I'm trying to come up with a character that can function as a self-healing tank for an upcoming campaign. The fluff that I am trying to build around is a character who has acquired a reputation for himself of being basically immortal, mostly by virtue of not dying despite continuously sustaining massive injuries.
-characters are 32 point buy, no flaws, no traits, retraining is probable
-Virtually all 3.5 materials are permitted, with Dragon Mag, Pathfinder, and other unofficial sources allowed only after DM review. I believe only pisonic classes are out, in that they simply don't exist in this campaign, but feats and materials might be allowed.
-I will likely be a member of a 3 person party, possibly 4, and I know that one other player is playing a Tinkerer (from Warcraft tabletop campaign setting)
-The campaign is entirely home-brewed, with lots of "steampunk" elements (hence the Tinkerer), and material borrowed from Iron Kingdoms. The basic background is that spellcasting is greatly feared by the general populace, and spellcasters are almost never seen, with the few that are widely known being very tightly monitored and controlled by this mysterious, secretive Illuminati-esque council of unknown figures. Where the party will factor in all this he hasn't said, but he asked nicely that the players not be spellcaster classes nor classes that function as spellcasters (wizard, sorcerer, cleric, druid, artificer, beguiler, etc... even specifically called out factotum). This is where it gets tricky because he also feels alchemist from Pathfinder is fine, because it's "alchemy not spells". I cautiously pointed out to him that it's entirely flavor, and that I could do something similar by making a golem building artificer, re-flavored as entirely non-magical steampunk, and that in the end the alchemist actually does duplicate spells, but... here we are.
-He's said repeatedly that he wants the game to be "low-magic", but after asking him exactly what that means I get the feeling he means to say, "low wealth". For the time being I'm assuming there are magic items but they will be difficult to find/acquire.
If I can't be an Azurin, I"ll probably go human. Either way the end result will be pretty close.
Where I'm getting stuck is finding a balance between the crusader "tank-ness" and the incarnate "self-reliance/independence from magic item-ness".

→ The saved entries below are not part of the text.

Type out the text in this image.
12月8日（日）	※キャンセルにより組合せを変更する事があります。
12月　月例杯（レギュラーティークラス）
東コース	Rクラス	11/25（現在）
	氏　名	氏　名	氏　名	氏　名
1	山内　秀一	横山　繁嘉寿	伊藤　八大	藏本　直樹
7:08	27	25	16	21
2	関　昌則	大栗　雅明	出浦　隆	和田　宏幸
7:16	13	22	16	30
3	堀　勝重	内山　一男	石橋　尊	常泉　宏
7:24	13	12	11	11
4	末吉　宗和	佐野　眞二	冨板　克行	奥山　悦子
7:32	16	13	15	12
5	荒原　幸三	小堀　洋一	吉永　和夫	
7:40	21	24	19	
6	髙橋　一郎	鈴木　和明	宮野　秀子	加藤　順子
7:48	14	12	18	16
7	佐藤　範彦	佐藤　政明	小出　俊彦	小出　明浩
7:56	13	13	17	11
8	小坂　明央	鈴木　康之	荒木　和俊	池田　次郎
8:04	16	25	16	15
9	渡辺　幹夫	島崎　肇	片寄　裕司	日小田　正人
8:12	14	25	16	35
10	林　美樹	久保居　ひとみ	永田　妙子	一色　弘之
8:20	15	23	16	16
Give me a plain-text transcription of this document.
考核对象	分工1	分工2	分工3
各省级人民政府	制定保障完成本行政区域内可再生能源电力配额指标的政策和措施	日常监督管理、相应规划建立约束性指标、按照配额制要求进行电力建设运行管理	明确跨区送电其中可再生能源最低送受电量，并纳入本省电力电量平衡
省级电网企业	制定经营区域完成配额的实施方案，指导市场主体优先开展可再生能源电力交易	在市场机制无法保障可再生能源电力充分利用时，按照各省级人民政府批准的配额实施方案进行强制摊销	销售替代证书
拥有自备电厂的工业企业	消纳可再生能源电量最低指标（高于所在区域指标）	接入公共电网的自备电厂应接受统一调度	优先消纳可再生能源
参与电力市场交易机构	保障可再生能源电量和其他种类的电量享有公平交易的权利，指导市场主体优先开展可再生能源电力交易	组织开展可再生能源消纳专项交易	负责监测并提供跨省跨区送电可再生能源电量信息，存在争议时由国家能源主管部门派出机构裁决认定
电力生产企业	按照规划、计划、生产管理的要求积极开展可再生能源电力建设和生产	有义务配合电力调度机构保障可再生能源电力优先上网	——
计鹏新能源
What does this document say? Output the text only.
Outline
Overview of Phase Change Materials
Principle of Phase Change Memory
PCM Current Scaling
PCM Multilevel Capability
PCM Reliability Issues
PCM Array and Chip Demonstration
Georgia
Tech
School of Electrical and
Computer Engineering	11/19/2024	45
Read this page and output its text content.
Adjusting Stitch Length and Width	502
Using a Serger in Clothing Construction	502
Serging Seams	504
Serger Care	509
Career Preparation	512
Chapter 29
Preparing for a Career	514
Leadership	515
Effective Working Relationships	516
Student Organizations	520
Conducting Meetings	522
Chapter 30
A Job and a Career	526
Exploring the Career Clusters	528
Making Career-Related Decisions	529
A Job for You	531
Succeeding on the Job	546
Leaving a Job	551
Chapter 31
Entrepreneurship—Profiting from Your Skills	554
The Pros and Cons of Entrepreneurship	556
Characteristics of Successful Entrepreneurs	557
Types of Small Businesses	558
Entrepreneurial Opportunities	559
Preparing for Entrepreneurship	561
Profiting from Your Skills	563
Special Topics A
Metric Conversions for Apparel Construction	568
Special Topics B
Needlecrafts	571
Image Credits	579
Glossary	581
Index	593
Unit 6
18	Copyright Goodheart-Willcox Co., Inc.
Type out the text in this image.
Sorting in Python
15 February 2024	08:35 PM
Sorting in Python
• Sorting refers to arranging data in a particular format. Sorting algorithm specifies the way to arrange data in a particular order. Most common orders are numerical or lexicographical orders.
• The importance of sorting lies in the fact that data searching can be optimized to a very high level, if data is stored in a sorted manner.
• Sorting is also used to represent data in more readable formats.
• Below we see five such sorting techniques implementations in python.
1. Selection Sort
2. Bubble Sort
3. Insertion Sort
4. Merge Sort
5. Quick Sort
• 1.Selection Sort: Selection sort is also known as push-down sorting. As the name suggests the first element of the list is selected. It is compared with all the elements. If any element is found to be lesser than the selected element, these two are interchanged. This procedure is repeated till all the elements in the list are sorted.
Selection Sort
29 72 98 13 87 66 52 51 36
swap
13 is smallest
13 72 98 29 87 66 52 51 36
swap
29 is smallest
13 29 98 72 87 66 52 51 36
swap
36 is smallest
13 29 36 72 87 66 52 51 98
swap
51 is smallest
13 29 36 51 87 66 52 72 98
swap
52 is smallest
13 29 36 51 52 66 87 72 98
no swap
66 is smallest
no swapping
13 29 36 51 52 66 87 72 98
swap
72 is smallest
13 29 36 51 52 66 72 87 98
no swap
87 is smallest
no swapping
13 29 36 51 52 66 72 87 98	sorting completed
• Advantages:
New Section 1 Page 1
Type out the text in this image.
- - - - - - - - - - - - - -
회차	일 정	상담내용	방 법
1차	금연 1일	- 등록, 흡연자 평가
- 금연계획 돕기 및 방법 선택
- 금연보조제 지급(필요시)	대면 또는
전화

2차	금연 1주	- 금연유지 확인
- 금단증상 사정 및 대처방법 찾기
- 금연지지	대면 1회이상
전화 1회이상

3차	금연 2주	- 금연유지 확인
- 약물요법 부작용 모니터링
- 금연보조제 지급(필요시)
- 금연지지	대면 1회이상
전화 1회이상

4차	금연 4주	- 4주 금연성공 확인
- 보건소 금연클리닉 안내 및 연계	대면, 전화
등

I initially thought to being mostly with crusader for the healing strikes, battlefield control stances, with Stone Power at low levels, with a minor incarnate dip for Therapeutic Mantle, Air step sandles, and Astral Vambraces, and for the extra utility. Then I realize I'd like to take advantage of the things like Vitality Belt, the Cobalt Power feat, and possibly Incarnum Weapon which requires more and more of an investment in Incarnate, until I reach the point where I swing almost entirely the other way and just dip Crusader for the stances and maneuvers and lose out on the fun, tanky, things like Furious Counterstrike, and Steely Resolve, at which point I'm not even really a tank any more, nor am I a significant threat to the enemies because I have no BAB and can't do anything but take hits and not die, so I start from scratch and then.... arrrgh
I'm trying to arrive at a point where I can perform necessary tanking duities, mostly in the vein of punishing enemies that don't attack me, keep myself alive when they do attack me, and still be a somewhat competent melee threat when the tanking might not necessarily be called for.
Thanks in advance for reading through all that, and for all the help.